- Born: Hermione Maria-Gabrielle von Urach 21 September 1932 London
- Died: 8 May 1989 (aged 56) Irish Sea
- Spouse: Desmond Guinness
- Children: Patrick and Marina Guinness

= Mariga Guinness =

Architectural conservationist and socialite

Mariga Guinness (born Hermione Maria-Gabrielle von Urach; 21 September 1932 – 8 May 1989) was an architectural conservationist and socialite, and co-founder of the Irish Georgian Society.

==Life==
===Early life and family===
Mariga Guinness was born Hermione Maria-Gabrielle von Urach in London on 21 September 1932. She was the only child of the marriage of Prince Albrecht von Urach, from Lichtenstein Castle, a member of the House of Urach, a morganatic branch of the royal House of Württemberg, and his first wife, Rosemary Blackadder (1901–1975) from Berwickshire in Scotland, a journalist and artist, who were married in Oslo in 1931. She was a princess from birth. For the first few months of her life she was very ill.

In 1934, her parents, both working as journalists, moved the family to Venice. They later moved again, to Japan. Her mother developed depression, and in 1937 tried to gain uninvited access to Emperor Hirohito's palace with her daughter. This resulted in her mother being arrested, sedated, and deported, which was the beginning of a decline in her mental health which culminated in a lobotomy in 1941 and spending the rest of her life in private mental institutions. Urach was returned to Europe, where she was brought up by her godmother, Hermione Ramsden, in Surrey and Norway, and educated by as many as seventeen governesses, with brief spells in boarding schools. Until the age of eighteen she was known as Gabrielle.
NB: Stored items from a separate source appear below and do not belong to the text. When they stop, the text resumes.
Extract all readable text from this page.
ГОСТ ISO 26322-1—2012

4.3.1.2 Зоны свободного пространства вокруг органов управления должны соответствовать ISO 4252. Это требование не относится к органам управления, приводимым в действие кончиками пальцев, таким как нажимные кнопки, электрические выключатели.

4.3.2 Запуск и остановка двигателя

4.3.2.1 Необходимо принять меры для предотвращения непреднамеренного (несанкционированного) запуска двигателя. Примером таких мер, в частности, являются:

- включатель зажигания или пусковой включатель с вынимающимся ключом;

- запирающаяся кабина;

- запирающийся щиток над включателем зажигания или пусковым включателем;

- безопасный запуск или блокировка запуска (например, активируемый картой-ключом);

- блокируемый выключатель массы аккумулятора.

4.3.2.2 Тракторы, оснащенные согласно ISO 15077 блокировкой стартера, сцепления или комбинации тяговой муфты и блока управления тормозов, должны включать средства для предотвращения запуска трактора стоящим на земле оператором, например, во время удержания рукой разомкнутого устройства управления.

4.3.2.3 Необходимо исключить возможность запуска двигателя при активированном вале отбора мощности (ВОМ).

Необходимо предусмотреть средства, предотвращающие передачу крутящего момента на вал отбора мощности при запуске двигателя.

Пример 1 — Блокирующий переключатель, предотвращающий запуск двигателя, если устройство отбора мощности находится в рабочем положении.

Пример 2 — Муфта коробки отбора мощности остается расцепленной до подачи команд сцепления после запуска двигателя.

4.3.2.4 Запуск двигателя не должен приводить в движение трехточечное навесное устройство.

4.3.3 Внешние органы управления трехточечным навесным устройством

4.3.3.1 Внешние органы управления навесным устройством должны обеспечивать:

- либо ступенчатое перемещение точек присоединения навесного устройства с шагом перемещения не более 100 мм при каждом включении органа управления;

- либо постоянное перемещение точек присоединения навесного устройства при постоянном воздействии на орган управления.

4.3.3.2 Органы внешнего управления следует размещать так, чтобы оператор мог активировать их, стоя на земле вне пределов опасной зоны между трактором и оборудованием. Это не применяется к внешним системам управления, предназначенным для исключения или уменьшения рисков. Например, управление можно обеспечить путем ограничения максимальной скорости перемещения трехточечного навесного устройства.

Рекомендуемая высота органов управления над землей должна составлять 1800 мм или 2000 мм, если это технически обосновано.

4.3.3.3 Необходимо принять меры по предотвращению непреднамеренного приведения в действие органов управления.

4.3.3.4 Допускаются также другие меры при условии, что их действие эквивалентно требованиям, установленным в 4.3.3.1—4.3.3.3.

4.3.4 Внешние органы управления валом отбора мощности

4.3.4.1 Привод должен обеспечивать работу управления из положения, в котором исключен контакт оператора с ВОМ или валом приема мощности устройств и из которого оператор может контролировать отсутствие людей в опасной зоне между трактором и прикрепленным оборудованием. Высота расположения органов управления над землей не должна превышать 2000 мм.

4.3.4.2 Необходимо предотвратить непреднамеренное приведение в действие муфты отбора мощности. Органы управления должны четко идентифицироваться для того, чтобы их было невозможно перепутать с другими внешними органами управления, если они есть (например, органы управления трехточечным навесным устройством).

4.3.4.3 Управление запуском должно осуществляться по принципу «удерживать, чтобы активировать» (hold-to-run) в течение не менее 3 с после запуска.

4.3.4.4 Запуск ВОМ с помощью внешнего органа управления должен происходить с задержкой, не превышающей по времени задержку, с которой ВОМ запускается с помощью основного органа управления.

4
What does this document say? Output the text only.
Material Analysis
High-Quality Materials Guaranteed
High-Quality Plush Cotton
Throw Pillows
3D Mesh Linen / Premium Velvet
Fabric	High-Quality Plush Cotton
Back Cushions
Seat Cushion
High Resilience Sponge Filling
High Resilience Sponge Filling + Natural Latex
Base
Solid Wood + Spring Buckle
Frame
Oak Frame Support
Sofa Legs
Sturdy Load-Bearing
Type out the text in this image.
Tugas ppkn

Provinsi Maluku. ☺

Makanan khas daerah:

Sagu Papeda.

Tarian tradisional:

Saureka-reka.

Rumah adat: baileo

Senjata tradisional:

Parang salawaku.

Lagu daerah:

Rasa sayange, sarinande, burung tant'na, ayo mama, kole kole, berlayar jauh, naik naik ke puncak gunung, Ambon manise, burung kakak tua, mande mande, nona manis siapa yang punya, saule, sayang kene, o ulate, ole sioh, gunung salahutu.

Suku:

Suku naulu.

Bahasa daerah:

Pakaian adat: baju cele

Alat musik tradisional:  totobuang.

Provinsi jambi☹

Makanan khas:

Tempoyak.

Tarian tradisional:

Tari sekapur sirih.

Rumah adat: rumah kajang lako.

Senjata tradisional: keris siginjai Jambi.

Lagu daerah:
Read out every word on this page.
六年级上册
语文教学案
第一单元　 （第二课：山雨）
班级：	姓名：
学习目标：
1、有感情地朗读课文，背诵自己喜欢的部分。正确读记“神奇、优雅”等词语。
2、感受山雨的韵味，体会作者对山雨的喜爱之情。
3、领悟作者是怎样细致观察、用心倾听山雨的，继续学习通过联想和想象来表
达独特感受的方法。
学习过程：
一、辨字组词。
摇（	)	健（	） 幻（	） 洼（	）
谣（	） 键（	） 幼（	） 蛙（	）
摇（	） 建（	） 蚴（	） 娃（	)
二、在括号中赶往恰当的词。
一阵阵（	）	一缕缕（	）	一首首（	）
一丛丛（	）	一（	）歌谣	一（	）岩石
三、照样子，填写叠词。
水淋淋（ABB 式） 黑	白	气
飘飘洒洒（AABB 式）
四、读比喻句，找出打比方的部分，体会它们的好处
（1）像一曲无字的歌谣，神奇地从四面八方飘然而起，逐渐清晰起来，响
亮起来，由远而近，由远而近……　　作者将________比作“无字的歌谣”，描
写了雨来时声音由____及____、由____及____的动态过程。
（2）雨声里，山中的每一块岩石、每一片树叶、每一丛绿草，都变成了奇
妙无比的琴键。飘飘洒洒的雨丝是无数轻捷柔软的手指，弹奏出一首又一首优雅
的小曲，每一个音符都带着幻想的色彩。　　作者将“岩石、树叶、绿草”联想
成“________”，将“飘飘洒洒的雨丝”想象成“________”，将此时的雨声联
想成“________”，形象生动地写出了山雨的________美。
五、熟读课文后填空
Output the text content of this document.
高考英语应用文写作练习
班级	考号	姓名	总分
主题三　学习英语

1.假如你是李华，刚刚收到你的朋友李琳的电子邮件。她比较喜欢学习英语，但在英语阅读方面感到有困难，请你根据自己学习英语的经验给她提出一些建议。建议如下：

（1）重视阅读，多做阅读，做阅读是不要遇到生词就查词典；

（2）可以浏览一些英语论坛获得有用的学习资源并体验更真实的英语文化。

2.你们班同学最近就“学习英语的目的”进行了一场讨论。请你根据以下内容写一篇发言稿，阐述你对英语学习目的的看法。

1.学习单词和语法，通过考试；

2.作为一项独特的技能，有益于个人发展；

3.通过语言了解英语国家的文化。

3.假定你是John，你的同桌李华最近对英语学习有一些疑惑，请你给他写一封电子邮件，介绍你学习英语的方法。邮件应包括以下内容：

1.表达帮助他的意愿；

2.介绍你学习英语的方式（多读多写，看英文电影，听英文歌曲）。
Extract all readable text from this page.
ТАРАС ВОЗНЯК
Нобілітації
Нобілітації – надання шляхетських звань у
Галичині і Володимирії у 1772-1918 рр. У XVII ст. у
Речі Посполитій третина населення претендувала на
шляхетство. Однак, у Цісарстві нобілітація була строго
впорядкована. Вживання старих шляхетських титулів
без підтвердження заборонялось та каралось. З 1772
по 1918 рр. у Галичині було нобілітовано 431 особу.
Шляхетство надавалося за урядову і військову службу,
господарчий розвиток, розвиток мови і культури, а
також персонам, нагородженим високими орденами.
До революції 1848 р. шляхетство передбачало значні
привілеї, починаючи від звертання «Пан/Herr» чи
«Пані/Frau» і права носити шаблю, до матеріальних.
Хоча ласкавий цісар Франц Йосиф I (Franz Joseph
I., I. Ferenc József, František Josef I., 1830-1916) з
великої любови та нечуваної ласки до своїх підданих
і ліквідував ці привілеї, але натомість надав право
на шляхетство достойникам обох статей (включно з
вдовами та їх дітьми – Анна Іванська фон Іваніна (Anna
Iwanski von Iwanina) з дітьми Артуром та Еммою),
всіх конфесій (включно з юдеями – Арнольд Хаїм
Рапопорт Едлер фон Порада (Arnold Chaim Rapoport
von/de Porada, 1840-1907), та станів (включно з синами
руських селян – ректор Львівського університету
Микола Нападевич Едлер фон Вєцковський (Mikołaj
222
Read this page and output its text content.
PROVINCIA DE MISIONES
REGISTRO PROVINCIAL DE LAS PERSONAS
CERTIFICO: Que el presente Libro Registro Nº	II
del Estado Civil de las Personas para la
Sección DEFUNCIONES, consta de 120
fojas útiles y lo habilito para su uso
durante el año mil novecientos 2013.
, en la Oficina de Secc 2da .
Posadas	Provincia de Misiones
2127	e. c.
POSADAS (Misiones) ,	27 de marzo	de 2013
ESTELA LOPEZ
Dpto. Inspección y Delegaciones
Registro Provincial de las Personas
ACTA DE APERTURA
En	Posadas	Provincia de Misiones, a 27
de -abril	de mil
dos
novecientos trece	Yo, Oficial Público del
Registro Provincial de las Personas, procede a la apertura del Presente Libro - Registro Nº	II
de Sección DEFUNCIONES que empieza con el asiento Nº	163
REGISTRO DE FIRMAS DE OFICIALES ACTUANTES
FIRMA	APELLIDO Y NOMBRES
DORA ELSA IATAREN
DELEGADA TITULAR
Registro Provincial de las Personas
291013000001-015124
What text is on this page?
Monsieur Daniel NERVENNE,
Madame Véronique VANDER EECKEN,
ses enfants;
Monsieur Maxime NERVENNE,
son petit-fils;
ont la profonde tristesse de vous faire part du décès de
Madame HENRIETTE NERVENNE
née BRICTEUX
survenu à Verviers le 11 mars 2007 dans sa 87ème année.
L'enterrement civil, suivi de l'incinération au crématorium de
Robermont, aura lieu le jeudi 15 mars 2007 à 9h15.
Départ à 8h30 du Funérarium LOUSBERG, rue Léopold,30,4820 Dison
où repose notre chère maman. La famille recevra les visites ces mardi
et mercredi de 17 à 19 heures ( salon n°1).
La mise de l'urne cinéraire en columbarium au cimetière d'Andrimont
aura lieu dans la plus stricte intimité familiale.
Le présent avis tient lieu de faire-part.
Urach met Desmond Guinness in 1951, when she was nineteen, and they were married in Oxford in 1954. Upon marriage, she became a member of the prominent Guinness family. They had two children, Patrick (born 1956) and Marina (born 1957).

===Life in Ireland===
The couple moved to Ireland in 1955 where they rented Carton House, County Kildare. They shared a love of Georgian architecture which resulted in them buying Leixlip Castle in 1958, and establishing the Irish Georgian Society on 21 February the same year. Through the society they campaigned for the restoration and protection of architectural sites such as Mountjoy Square, the gateway to the Dromana estate in County Waterford, the Tailors' Hall in Dublin, and Conolly's Folly in County Kildare. In 1967 they bought Castletown House, also in County Kildare, with a plan to restore it, and make it a base for the Irish Georgian Society.

During the 1960s Leixlip Castle was a hub for those interested in architecture and conservation, and the Guinnesses worked hands-on on a range of projects. By 1969, their marriage was in difficulties and Mariga moved to London. She later moved to Glenarm, County Antrim to live with Hugh O'Neill, and when that relationship ended, she returned to Leixlip Castle, but a divorce was finalised in 1981. Having lived in Dublin for a time, she rented Tullynisk House, the dower house of Birr Castle in County Offaly in 1983. Guinness became isolated and developed a problem with alcohol. While returning to Ireland from Wales on a car ferry on 8 May 1989 she had a massive heart attack which was compounded by a reaction to an injection of penicillin. She was buried at Conolly's Folly near Castletown.

==Descendants==
Mariga and Desmond had two children, Marina and Patrick. Marina is a patron of the arts and of Irish musicians including Glen Hansard, Damien Rice, and the band Kíla. Marina has three children of her own: Patrick (by Stewart Copeland of The Police), Violet (by photographer Perry Ogden), and Finbar (by record producer Denny Cordell). Through Patrick, Mariga became grandmother of the fashion model Jasmine Guinness.

==Popular culture==
In 2020, a new film on Guinness's life and work, entitled Memory of Mariga, received its US premiere as part of the Elizabethtown Film Festival on Saturday 19 September, at the Crowne Pointe Theatre in Elizabethtown, Kentucky. In 2021, the same film received its Irish premiere at the Fastnet Film Festival.